FRANKFURT (Reuters) - Deutsche Bank’s (DBKGn.DE) new chief executive faces the same strategic problem that has long preoccupied its top management - whether or not to override the rainmakers and big earners at its powerful investment bank to shrink that business.
Christian Sewing’s appointment as chief executive on Sunday and the abrupt departure of his predecessor John Cryan holds out the prospect of radical change at Germany’s flagship lender, which has been slower than rivals to reform after the financial crash.
Sewing expects to complete an initial review of Deutsche’s investment bank within weeks, according to a person with knowledge of the matter, but any overhaul he launches is likely to take much longer.
“They’ve had to come around and painfully admit their investment banking baby is quite ugly,” said Octavio Marenzi, CEO of consultancy Opimas. “That’s an emotional issue for them.”
The debate over the investment bank’s future heated up over the past two weeks as Deutsche Bank Chairman Paul Achleitner intensified a search for a CEO to replace Cryan, the Briton he had installed less than three years ago to clean up the bank.
Deutsche is already in the middle of a global review of the investment bank, known internally as Project Colombo, to determine the way forward as revenues shrink and clients and staff leave.
The appointment of Sewing - with a background in retail banking, auditing and risk - along with the resignation of one of Deutsche’s top investment bankers, Marcus Schenck, suggests a shift away from the investment bank, analysts and investors say.
The 47-year-old CEO warned staff on Monday of tough decisions ahead. “The time pressure is on and the expectations are high from all sides,” Sewing wrote in a letter to staff.
But it will be hard to reverse the investment bank’s drive to compete with Wall Street that dates back to the 1990s.
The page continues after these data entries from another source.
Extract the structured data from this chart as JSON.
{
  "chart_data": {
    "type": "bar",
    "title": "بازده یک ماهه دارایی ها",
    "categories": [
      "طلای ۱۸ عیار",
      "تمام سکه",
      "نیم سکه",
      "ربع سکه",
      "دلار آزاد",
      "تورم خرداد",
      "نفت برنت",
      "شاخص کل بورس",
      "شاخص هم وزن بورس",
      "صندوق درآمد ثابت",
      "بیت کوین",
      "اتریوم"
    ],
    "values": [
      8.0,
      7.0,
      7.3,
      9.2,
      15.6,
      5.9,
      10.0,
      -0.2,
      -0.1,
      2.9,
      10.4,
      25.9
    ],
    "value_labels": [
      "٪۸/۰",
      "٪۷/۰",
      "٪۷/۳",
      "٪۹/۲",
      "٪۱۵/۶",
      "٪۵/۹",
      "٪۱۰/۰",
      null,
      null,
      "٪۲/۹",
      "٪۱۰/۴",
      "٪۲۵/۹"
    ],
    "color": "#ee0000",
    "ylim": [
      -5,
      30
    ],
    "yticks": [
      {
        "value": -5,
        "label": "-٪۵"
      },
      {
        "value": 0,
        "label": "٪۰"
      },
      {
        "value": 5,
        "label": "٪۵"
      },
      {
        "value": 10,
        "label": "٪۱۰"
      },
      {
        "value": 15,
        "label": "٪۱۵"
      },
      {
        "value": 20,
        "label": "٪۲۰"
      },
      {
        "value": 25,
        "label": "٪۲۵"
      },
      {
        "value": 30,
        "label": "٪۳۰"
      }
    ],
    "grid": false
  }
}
Employees say it resulted in the creation of fiefdoms and rivalries that proved difficult for any CEO to control.
The investment bank debate is tricky for Sewing because he is not an investment banker. He joined Deutsche out of school at age 19 at a branch in Bielefeld in north-west of Germany. He was crowned CEO in a hastily arranged board call late on Sunday.
The bank’s major shareholders and top managers are also divided over how to proceed, with some favoring further investment in investment banking and others retrenchment.
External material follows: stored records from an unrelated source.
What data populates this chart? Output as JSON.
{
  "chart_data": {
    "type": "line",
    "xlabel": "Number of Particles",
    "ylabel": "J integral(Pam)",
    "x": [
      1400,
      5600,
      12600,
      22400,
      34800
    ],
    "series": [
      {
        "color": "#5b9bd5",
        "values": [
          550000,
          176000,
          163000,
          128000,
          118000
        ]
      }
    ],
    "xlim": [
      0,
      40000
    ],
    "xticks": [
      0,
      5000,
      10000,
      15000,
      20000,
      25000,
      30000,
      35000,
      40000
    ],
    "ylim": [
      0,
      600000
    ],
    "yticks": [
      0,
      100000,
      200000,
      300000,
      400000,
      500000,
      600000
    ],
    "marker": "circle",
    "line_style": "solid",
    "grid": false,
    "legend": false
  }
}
Some analysts have said that even modest exits from specific business areas could erode revenues at the investment bank, which generates just over half the group’s total.
The future of the investment bank is just one of many problems for Sewing, the third head of the bank in six years. He also has to tackle high costs, heavy losses and stiff competition in Germany’s crowded banking market.
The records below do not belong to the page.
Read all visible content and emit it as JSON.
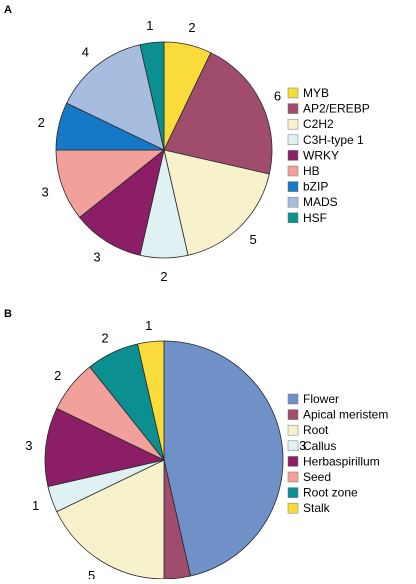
{
  "chart_data": [
    {
      "type": "pie",
      "panel_label": "A",
      "categories": [
        "MYB",
        "AP2/EREBP",
        "C2H2",
        "C3H-type 1",
        "WRKY",
        "HB",
        "bZIP",
        "MADS",
        "HSF"
      ],
      "values": [
        2,
        6,
        5,
        2,
        3,
        3,
        2,
        4,
        1
      ],
      "colors": [
        "#f9dc3c",
        "#a04c6c",
        "#f8f2cc",
        "#dff1f3",
        "#8b1e66",
        "#f2a09c",
        "#1579c8",
        "#a6bde0",
        "#0b8f90"
      ],
      "legend_position": "right",
      "slice_order": "clockwise from top"
    },
    {
      "type": "pie",
      "panel_label": "B",
      "categories": [
        "Flower",
        "Apical meristem",
        "Root",
        "Callus",
        "Herbaspirillum",
        "Seed",
        "Root zone",
        "Stalk"
      ],
      "values": [
        13,
        1,
        5,
        1,
        3,
        2,
        2,
        1
      ],
      "colors": [
        "#7090c8",
        "#a04c6c",
        "#f8f2cc",
        "#dff1f3",
        "#8b1e66",
        "#f2a09c",
        "#0b8f90",
        "#f9dc3c"
      ],
      "legend_position": "right",
      "slice_order": "clockwise from top"
    }
  ]
}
Peter Nerby, who analyses Deutsche for credit rating agency Moody’s, pointed to tough competition among numerous international banks, asking “whether there’s enough food for everyone”.
That view was echoed elsewhere. Hendrik Leber, a fund manager with Acatis, said Deutsche should focus on German companies overseas: “Without the investment bank, Deutsche Bank would be much more reliable and profitable.”
JPMorgan analysts said in a research note that Deutsche Bank should shrink its U.S. investment banking business to create shareholder value.
Schenck, the investment bank co-head, had wanted to expand it, but Achleitner, in an interview with the the Frankfurter Allgemeine Zeitung on Monday said: “The bank didn’t currently support that effort.”
Sewing has hinted he is open to a smaller investment bank in his staff memo on Monday, saying “we’ll have to further adapt our revenue, cost and capital structure”.
Some in Germany would welcome a return to Deutche Bank’s roots - it was founded during the Industrial Revolution to finance German firms’ expansion overseas.
“He has a huge task ahead of him that has big significance for Germany and our export orientated industry,” Carsten Schneider, a prominent lawmaker from Germany’s governing Social Democrats, told Reuters.